Bildiğiniz üzere Türkiye, 1958 yılından bu yana Uluslararası Denizcilik Örgütü (IMO) üyesidir. Türkiye Cumhuriyeti Londra Büyükelçisi olarak burada üstlendiğim bir diğer şerefli görev de Daimi Temsilci olarak ülkemizi IMO nezdinde temsil etmektir. Ülkemiz, ilk kez aday olduğu 1999 yılından itibaren, iki yılda bir yapılan bütün Konsey seçimlerinde üyeliğe hak kazanmıştır.

Son olarak, 1 Aralık 2017 tarihinde IMO Genel Kurul Toplantısı’nda yapılan oylamada geçerli 159 oyun 138'ini alarak 2018-2019 döneminde de IMO Konsey üyesi olmaya hak kazandık.

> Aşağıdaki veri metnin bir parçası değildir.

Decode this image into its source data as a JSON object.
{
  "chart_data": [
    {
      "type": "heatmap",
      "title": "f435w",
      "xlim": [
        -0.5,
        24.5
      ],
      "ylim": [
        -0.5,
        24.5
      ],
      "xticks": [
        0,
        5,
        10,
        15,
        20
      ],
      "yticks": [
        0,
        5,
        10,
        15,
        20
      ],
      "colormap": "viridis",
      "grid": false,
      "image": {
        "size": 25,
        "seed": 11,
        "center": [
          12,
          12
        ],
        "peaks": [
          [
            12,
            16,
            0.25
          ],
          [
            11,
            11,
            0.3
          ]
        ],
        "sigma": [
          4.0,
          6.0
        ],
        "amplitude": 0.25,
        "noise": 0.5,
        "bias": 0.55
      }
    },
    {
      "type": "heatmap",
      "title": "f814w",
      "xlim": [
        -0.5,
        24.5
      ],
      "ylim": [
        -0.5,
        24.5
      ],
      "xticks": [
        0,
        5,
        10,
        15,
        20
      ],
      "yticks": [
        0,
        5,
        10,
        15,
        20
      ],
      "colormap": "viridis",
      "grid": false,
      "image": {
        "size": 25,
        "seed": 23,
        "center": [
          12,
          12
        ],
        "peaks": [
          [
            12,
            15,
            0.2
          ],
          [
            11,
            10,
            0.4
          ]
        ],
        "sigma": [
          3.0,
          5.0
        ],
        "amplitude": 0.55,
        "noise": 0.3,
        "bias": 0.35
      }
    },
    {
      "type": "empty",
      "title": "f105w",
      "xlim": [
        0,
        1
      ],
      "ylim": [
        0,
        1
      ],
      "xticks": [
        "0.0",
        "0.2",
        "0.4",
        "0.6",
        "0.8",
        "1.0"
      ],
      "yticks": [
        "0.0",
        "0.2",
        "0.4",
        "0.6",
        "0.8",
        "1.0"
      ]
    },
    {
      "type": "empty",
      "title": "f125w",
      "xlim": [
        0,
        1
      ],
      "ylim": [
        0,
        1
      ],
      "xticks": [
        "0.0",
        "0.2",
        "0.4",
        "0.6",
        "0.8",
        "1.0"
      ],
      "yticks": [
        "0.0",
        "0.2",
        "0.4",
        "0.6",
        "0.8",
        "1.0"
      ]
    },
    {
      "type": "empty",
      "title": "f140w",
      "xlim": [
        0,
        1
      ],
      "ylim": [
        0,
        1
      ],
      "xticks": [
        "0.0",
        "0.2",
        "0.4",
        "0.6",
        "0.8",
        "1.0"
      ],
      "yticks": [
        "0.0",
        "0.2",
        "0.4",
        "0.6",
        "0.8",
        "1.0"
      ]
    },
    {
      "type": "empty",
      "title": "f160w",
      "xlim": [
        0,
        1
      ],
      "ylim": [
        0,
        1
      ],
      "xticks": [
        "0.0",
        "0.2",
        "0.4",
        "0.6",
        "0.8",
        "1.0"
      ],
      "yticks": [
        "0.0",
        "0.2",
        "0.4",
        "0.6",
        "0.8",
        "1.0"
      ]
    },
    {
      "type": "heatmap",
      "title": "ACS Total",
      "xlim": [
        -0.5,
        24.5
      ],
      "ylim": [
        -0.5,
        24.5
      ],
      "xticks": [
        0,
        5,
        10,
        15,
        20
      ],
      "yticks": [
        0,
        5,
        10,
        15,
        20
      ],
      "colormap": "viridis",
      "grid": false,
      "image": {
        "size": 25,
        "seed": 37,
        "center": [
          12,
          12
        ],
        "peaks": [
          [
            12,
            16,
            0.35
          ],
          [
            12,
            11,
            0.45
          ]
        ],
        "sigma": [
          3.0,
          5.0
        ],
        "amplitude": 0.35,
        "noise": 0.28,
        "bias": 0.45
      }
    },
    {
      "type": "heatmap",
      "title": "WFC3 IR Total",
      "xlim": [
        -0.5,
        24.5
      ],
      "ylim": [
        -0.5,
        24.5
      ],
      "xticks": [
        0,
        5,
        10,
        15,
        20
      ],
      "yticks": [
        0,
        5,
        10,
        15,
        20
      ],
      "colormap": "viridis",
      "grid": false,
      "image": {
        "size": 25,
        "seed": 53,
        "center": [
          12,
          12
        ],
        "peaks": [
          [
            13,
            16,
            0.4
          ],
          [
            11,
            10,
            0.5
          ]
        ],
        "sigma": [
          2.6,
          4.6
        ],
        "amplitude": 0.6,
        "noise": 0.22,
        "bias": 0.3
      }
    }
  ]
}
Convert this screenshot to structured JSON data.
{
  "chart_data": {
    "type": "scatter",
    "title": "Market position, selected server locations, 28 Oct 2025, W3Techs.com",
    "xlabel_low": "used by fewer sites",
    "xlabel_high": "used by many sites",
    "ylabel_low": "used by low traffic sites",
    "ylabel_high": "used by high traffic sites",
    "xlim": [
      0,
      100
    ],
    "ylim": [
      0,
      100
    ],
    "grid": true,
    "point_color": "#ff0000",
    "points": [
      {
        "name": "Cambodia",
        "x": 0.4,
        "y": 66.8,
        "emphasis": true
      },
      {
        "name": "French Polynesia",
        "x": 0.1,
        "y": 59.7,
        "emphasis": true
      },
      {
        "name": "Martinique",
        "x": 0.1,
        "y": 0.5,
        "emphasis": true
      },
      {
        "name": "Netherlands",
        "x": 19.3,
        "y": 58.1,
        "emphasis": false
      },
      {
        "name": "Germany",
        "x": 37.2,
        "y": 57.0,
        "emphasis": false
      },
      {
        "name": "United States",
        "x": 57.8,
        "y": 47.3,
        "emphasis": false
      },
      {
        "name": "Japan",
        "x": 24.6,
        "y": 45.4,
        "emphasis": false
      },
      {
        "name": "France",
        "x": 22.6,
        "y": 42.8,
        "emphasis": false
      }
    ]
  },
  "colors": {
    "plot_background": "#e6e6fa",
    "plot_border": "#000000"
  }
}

Aday olduğumuz C Grubu'nda ülkemiz bakımından rekor düzeyde bir oyla, ikinci sırada tekrar seçilmiş olmaktan büyük bir memnuniyet duyuyoruz. 2015 yılında yapılan seçimlere kıyasla daha fazla adayın yarıştığı bu yılki seçimlerde ülkemiz, aldığı oyu artırmayı başarmıştır.

Seçimlerde elde ettiğimiz netice çerçevesinde, BM'nin deniz emniyeti - güvenliği ve deniz çevresinin korunması gibi teknik denizcilik konularındaki uzmanlık kuruluşu olan IMO'daki güçlü konumumuzu pekiştirmiş olduk. 

IMO Konsey üyeliğimiz çerçevesinde, denizcilik alanında sahip olduğumuz imkân ve kabiliyetler, bilgi birikimi ve tecrübe sayesindeIMO ilkelerine ve çalışmalarına somut katkılarda bulunmaya devam edeceğiz.